The images above represent the magnitude of the transformation weights in the first and second principal axes. These correlate to the amount of variance explainable by each letter in the principal axis. This is different than the classifying power of each letter because there correlations between each letter. We can then normalize these graphs by the principal axis's explainable variance. This shows us the amount of total variance explainable by each letter in the principal axis.

Model

Using the first 2 principal components, a logistic regression model was trained. Below we plot the 198,000 training sentences in the training set. The shaded regions in the background represent the classification regions for each language. There is 97.5% accuracy for the training data.

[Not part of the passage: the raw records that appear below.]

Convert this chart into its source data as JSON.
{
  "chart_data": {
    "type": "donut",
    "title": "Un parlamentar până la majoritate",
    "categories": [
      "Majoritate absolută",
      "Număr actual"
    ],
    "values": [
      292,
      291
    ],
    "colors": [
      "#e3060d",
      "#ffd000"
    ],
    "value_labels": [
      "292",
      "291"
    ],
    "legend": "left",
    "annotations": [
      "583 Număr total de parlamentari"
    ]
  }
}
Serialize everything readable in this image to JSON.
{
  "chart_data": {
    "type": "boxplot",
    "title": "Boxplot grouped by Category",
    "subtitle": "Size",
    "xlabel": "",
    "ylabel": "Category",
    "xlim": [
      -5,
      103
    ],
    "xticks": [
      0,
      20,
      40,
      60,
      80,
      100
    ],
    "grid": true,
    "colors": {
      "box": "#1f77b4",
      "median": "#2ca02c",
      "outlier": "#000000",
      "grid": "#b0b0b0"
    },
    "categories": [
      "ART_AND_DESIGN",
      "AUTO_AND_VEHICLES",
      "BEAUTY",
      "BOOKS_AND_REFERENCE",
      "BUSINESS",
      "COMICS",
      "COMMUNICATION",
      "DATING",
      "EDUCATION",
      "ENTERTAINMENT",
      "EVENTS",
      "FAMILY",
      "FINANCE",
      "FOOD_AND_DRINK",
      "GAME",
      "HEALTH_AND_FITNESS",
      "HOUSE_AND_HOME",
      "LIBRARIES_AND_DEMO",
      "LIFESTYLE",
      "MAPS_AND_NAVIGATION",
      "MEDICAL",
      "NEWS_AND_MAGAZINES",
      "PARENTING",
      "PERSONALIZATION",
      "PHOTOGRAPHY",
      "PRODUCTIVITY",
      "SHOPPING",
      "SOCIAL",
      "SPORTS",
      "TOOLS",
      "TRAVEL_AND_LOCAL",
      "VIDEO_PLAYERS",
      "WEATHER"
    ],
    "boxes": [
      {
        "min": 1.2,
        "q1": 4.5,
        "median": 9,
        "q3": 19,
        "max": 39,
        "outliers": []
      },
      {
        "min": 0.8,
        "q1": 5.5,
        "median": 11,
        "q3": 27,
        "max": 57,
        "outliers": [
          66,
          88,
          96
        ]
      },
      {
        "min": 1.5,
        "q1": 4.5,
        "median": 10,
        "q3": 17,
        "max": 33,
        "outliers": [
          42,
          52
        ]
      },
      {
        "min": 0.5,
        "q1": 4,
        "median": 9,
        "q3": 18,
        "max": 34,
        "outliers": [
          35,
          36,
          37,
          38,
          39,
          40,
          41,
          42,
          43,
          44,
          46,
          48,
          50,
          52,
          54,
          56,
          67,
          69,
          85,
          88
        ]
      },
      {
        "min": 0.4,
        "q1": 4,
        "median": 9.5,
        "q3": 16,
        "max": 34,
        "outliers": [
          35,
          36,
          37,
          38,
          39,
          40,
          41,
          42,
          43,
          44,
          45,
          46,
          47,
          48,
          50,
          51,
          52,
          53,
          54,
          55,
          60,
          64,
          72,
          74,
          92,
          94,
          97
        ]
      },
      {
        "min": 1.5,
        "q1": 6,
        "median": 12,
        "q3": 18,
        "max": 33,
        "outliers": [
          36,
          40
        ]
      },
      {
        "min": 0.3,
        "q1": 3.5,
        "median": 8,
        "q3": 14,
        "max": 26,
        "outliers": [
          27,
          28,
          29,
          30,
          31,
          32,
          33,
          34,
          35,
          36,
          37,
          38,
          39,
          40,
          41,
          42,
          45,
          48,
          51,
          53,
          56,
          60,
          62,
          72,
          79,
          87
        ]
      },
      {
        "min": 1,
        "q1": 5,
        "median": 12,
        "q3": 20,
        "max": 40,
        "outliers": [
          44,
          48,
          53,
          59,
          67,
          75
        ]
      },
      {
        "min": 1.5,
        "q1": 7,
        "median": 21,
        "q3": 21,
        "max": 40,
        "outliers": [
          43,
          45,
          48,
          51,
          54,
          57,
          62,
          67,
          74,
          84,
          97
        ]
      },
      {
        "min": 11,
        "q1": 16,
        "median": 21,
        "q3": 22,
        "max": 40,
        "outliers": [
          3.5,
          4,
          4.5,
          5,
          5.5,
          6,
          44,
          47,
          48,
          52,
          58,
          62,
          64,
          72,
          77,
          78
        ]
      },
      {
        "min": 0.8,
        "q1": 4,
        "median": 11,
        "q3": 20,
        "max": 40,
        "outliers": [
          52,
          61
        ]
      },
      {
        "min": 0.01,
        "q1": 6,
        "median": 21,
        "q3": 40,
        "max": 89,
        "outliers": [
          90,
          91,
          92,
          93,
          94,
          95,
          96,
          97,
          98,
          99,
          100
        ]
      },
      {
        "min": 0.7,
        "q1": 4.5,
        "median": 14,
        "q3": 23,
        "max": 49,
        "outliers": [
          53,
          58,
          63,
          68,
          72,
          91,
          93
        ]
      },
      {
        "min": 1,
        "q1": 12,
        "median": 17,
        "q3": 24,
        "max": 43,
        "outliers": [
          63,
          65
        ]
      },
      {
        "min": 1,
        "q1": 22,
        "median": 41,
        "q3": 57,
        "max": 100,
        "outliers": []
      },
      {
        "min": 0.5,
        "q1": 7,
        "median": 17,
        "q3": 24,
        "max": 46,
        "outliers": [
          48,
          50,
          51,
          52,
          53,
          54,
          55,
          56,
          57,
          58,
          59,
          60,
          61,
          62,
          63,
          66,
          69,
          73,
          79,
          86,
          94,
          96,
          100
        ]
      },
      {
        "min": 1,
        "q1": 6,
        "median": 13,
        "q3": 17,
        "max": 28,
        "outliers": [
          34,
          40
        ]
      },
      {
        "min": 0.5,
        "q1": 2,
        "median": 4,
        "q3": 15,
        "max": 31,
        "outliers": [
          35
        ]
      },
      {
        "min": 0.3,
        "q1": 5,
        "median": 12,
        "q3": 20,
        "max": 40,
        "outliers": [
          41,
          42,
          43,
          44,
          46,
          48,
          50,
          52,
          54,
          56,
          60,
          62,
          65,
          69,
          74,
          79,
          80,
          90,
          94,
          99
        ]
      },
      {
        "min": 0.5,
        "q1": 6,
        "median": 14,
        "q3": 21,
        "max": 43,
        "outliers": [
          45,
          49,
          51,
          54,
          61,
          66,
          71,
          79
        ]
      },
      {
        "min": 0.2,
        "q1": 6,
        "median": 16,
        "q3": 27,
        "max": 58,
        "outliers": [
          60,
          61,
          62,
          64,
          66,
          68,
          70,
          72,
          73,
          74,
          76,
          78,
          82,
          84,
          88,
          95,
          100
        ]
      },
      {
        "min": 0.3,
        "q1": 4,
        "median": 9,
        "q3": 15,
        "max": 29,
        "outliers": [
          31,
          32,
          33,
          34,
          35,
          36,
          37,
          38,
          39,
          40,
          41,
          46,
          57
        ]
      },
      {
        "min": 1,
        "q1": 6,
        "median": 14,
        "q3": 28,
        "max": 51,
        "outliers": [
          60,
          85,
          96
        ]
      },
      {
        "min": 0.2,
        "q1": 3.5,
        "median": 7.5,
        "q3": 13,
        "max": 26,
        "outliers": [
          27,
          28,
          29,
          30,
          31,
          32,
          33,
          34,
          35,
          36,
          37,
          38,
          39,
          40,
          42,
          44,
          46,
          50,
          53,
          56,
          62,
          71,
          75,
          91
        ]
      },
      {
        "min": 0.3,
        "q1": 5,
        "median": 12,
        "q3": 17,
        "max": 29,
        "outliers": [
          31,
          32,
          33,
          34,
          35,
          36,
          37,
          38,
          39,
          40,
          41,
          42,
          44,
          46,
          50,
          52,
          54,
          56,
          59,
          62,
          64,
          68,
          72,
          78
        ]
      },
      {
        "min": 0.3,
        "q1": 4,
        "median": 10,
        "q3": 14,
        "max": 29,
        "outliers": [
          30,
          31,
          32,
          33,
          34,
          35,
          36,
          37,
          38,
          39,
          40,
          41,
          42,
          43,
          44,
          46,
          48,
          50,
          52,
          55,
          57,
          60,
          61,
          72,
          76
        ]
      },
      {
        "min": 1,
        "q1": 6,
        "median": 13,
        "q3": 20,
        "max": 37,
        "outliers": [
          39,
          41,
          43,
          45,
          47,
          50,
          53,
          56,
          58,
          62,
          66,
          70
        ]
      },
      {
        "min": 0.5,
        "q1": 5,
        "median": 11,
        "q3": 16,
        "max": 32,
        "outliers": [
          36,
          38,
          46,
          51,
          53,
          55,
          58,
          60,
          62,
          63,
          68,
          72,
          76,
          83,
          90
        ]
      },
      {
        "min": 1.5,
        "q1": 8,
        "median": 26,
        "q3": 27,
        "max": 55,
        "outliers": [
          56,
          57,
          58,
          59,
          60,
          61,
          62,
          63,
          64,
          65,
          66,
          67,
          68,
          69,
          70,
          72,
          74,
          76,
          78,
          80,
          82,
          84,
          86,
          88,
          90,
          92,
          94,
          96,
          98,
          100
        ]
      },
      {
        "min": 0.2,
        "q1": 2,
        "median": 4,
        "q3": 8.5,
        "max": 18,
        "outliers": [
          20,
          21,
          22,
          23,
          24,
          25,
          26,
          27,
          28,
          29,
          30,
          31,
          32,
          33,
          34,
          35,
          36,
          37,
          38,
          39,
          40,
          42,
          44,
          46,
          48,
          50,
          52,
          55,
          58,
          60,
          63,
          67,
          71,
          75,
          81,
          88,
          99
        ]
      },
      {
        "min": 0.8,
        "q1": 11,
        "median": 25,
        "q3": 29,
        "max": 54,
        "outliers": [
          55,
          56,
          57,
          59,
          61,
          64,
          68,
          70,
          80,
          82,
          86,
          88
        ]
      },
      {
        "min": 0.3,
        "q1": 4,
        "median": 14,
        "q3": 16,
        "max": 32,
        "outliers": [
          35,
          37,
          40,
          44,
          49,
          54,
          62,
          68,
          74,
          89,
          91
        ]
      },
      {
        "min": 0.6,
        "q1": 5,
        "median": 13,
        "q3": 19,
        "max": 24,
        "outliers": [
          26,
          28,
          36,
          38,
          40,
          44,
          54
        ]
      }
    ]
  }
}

The test data was then tested to see how it performs. It also performs well with an accuracy of 97.1%. There is a difference of 0.38% between the training and test data. When comparing to the standard error of the classification prediction we can see that it is within 1 standard deviation. \[ err = \frac{\sqrt{57}}{2000} = 0.38\% \] Where 57 is the number of misclassified sentences and 2000 is the total sentences tested.

Improvements

Since this model only looks at the frequency of letters it does not take into account the location of letters to other letters. This would most likely contain more informaion which could be used for classification. A simple way to take into account locations of different letters would be to check the frequency of different letter combinations. To get the letter combinations I took the cartesian product of all possible characters (26 alpha characters plus the space character). This resulted in an additional 729 features. I again used principal component analyis and looked at the first two principal components. The result is a much clearer separation with a classification accuracy of 99.85%. The test sample is shown below.